Experten warnen, dass Sretthas Maßnahmen, die nicht von einer langfristigen Wirtschaftsstrategie begleitet werden, wenig dazu beitragen werden, Thailands tiefgreifende sozioökonomische Probleme zu bewältigen. Es wäre zum Beispiel schwierig, die Energiepreise niedrig zu halten, es sei denn, die Preise werden neu strukturiert, und das Schuldenmoratorium für Landwirte wurde kritisiert, weil es nicht auf den Kern der Schulden der Landwirte eingeht: ihr niedriges Einkommen.

„Wirtschaftliche Stimulierung ist unglaublich wichtig“, sagt Cogan. „Aber ist diese Art von Stimulus notwendig und ist dieser Stimulus nachhaltig?“

„Das muss ergänzt werden durch zusätzliche… politische Änderungen, die ein Wirtschaftswachstum anregen. Und ich habe bisher noch keine Politik gesehen, die auf etwas über die kurzfristige Stimulierung hinausdeutet“, fügt er hinzu.

Wie Sretthas Regierung an Pheu Thais populistische Wurzeln anknüpft

„Es liest sich nicht wie Srettha“, sagt Napon, der thailändische Experte des Thinktanks in Singapur, über Pheu Thais anfängliche Agenda. „[Es] liest sich wie Thaksin“, sagt er und bezieht sich auf den Patriarchen der Partei und Thailands ehemaligen Premierminister von 2001 bis 2006, Thaksin Shinawatra – dessen Rückkehr im August nach über einem Jahrzehnt im Exil als Teil von Pheu Thais Abkommen mit den Konservativen kam.

Srettha Thavisin grüßt Unterstützer vor einem Bild des ehemaligen thailändischen Premierministers Thaksin Shinawatra, als er am 22. August am Hauptquartier der Pheu-Thai-Partei in Bangkok ankommt.
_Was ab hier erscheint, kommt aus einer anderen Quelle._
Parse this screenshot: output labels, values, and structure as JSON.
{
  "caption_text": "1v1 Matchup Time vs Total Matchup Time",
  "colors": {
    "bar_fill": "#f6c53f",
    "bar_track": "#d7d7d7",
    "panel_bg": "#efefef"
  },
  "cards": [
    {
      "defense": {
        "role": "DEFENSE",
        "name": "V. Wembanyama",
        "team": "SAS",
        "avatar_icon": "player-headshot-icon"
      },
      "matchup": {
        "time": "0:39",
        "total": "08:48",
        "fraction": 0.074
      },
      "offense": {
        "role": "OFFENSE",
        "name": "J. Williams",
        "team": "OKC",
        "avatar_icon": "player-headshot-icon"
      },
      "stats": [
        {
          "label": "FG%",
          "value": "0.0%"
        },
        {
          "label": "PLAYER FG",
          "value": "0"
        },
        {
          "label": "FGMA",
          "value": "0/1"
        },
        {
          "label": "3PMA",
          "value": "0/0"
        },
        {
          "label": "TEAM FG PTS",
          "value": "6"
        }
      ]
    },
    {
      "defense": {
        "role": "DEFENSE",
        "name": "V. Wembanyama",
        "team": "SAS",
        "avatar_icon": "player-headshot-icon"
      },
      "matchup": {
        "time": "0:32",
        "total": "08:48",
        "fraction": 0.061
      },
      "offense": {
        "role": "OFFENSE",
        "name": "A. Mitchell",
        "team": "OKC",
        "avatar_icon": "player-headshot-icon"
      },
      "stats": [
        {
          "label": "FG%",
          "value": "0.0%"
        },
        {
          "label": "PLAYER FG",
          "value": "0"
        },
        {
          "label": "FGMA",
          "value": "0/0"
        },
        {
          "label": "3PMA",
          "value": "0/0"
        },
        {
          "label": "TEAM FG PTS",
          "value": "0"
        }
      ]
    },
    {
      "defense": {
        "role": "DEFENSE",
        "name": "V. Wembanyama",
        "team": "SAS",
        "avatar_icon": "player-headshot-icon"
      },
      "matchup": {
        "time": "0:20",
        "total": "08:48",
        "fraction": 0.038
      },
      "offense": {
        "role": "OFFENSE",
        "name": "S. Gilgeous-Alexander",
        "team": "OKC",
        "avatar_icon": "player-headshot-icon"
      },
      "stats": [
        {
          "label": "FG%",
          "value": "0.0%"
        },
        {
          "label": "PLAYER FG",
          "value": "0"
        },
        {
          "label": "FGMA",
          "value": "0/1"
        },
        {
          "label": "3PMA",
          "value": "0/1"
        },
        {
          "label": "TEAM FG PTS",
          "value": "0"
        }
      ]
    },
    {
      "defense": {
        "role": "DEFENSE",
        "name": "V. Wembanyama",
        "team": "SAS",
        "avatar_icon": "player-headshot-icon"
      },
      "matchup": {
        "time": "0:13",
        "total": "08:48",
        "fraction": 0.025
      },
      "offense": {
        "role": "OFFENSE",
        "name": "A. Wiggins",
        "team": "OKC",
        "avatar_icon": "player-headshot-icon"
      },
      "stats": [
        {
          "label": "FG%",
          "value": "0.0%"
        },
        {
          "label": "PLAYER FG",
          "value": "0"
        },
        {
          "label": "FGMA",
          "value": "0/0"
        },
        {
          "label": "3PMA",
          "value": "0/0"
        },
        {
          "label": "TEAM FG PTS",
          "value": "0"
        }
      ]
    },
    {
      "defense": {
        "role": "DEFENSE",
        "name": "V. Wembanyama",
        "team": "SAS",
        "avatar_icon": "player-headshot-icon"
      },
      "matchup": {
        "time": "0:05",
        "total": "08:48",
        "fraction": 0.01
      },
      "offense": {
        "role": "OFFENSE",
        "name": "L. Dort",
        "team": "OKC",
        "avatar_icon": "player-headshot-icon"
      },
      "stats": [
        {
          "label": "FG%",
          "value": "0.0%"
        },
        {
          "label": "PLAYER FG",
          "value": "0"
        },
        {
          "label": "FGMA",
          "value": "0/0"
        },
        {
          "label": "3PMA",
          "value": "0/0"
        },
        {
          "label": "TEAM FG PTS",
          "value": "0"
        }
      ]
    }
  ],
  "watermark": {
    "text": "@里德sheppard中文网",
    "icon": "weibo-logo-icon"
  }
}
Thaksin wurde durch seine populistischen Wirtschaftsinitiativen definiert, die als Thaksinomics bezeichnet wurden, zu denen ein Schuldenerlass für Landwirte und ein Programm gehörten, um jedem der 80.000 Dörfer des Landes eine Million Baht auszuzahlen. Während solche pro-armen Maßnahmen und Rhetorik effektiv begeisterte Anhänger mobilisierten, die zunehmend die konservativen Eliten Thailands satt hatten, zogen sie auch Kritik auf sich, weil sie Thailands wirtschaftliche Verwundbarkeit vertieften.